UFO enthusiasts admit 'aliens may not exist at all'
UFO enthusiasts from Britain, who have been scanning the skies for signs of alien activity for decades, have admitted that the "extraterrestrial" might not exist at all due to declining numbers of "flying saucer" sightings and failure to establish proof of extraterrestrial life.
Enthusiasts admit that a continued failure to provide proof could mean the end of "Ufology" - the study of UFOs - within the next decade.
Dozens of groups interested in the flying saucers and other unidentified craft have already closed because of lack of interest and next week one of the country's foremost organisations involved in UFO research is holding a conference to discuss whether the subject has any future.
Dave Wood, chairman of the Association for the Scientific Study of Anomalous Phenomena (Assap), said that the meeting had been called to address the crisis in the subject and see if UFOs were a thing of the past.
"It is certainly a possibility that in ten years time, it will be a dead subject," the Telegraph quoted him as saying.
"We look at these things on the balance of probabilities and this area of study has been ongoing for many decades.
"The lack of compelling evidence beyond the pure anecdotal suggests that on the balance of probabilities that nothing is out there.

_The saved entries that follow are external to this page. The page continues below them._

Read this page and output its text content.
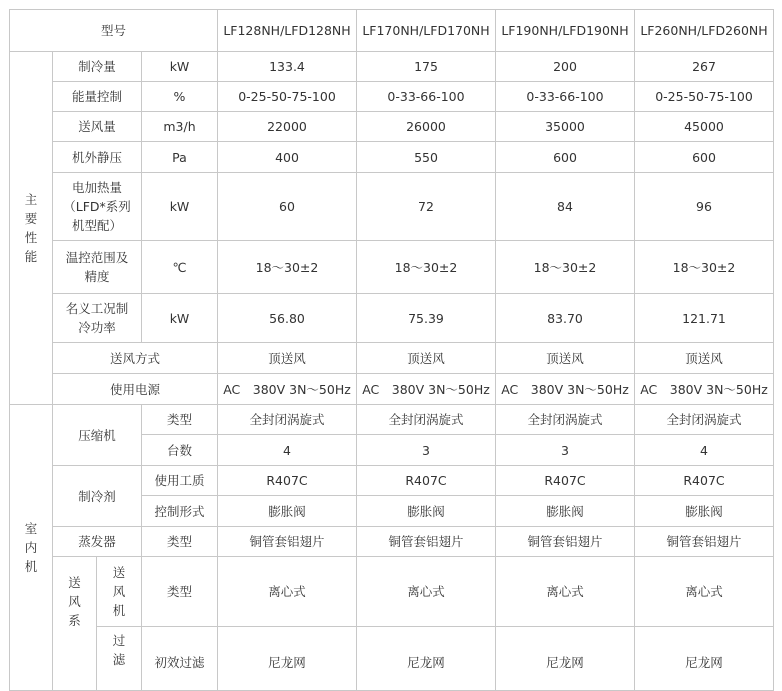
型号				LF128NH/LFD128NH	LF170NH/LFD170NH	LF190NH/LFD190NH	LF260NH/LFD260NH
主
要
性
能	制冷量		kW	133.4	175	200	267
	能量控制		%	0-25-50-75-100	0-33-66-100	0-33-66-100	0-25-50-75-100
	送风量		m3/h	22000	26000	35000	45000
	机外静压		Pa	400	550	600	600
	电加热量
（LFD*系列
机型配）		kW	60	72	84	96
	温控范围及
精度		℃	18～30±2	18～30±2	18～30±2	18～30±2
	名义工况制
冷功率		kW	56.80	75.39	83.70	121.71
	送风方式			顶送风	顶送风	顶送风	顶送风
	使用电源			AC　380V 3N～50Hz	AC　380V 3N～50Hz	AC　380V 3N～50Hz	AC　380V 3N～50Hz
室
内
机	压缩机		类型	全封闭涡旋式	全封闭涡旋式	全封闭涡旋式	全封闭涡旋式
			台数	4	3	3	4
	制冷剂		使用工质	R407C	R407C	R407C	R407C
			控制形式	膨胀阀	膨胀阀	膨胀阀	膨胀阀
	蒸发器		类型	铜管套铝翅片	铜管套铝翅片	铜管套铝翅片	铜管套铝翅片
	送
风
系	送
风
机	类型	离心式	离心式	离心式	离心式
		过
滤	初效过滤	尼龙网	尼龙网	尼龙网	尼龙网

"I think that any UFO researcher would tell you that 98 per cent of sightings that happen are very easily explainable. One of the conclusions to draw from that is that perhaps there isn't anything there. The days of compelling eyewitness sightings seem to be over," Wood said.
He said that far from leading to an increase in UFO sightings and research, the advent of the internet had coincided with a decline.
As well as a fall in sightings and lack of proof, Wood said that the lack of new developments meant that the main focus for the dwindling numbers of enthusiasts was supposed UFO encounters that took place several decades ago and conspiracy theories that surround them.
In particular, he cited the Roswell incident from 1947, when an alien spaceship is said to have crashed in New Mexico, and the Rendlesham incident in 1980, often described as the British equivalent, when airmen from a US airbase in Suffolk reported a spaceship landing.
"When you go to UFO conferences it is mainly people going over these old cases, rather than bringing new ones to the fore," Wood said.
"There is a trend where a large proportion of UFO studies are tending towards conspiracy theories, which I don't think is particularly helpful," he added.
The issue will be debated at a summit at the University of Worcester on November 17 and findings will be published in the journal Anomaly.